By Keith Idec
The last time Isaac Chilemba traveled to an opponent’s backyard for an important fight, one of the three judges and the referee were from his foe’s country.
Quebec-based judge Richard DeCarufel scored Chilemba’s 12-round fight against Colombian-born Montreal resident Eleider Alvarez a draw, 114-114, on November 28 in Quebec City, Canada.
The two other judges – Americans Peter Hary (118-110) and Nathan Palmer (115-113) – scored their light heavyweight fight for Alvarez (19-0, 10 KOs).

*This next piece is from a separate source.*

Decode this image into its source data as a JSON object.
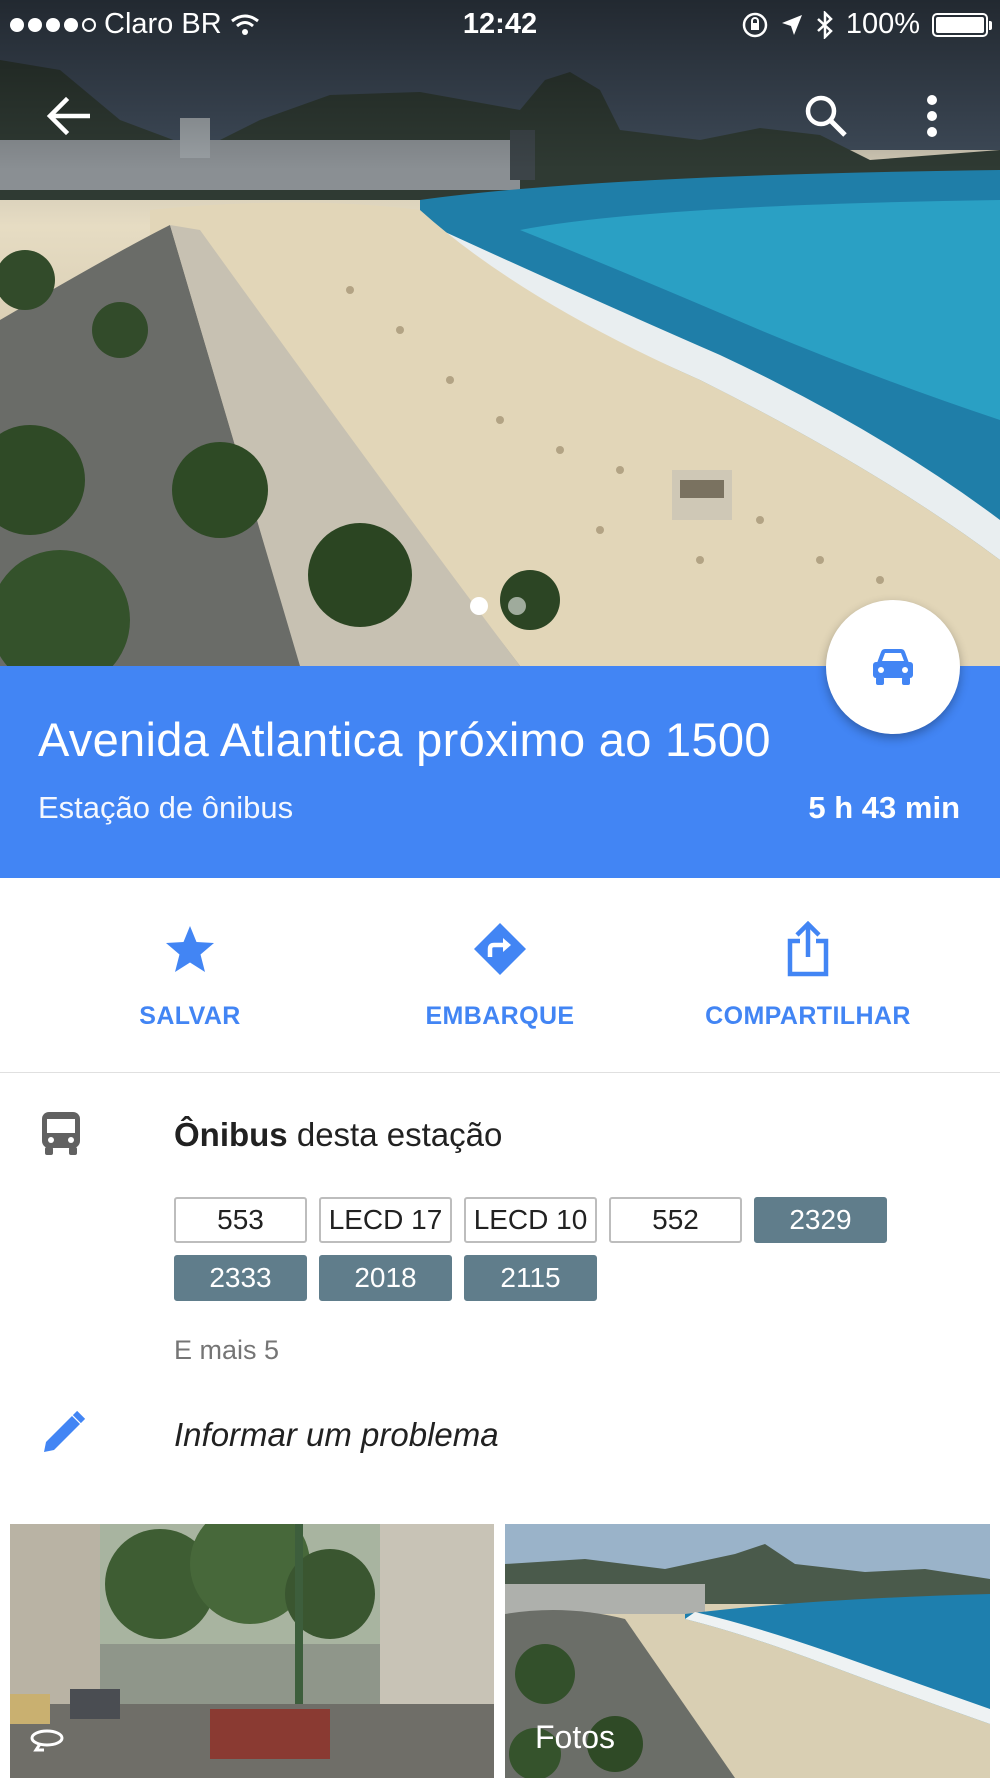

Chilemba (24-3-2, 10 KOs) is certain did enough to beat Alvarez, thus the one request he made to his New Jersey-based promoter, Main Events, before accepting Monday’s meeting with Russia’s Sergey Kovalev in Ekaterinburg, Russia, was that the three judges and referee come from countries other than Russia. Kovalev’s knockout ratio (87 percent) suggests the judges might not factor into the outcome of their fight for Kovalev’s IBF, WBA and WBO light heavyweight titles, but the 175-pound contender from South Africa got his wish.
The three judges the IBF assigned to score their 12-round fight are Phoenix, Arizona’s Chris Flores, Hungary’s Zoltan Enyedi and Nicaragua’s Gustavo Jarquin. The IBF also assigned Macedon, New York’s Charlie Fitch as the referee for the Kovalev-Chilemba bout, which HBO will broadcast on tape delay at 10:15 p.m. ET/PT from DIVS Sports Palace.
The referee for the Alvarez-Chilemba bout, Michael Griffin, also is from Quebec (Montreal).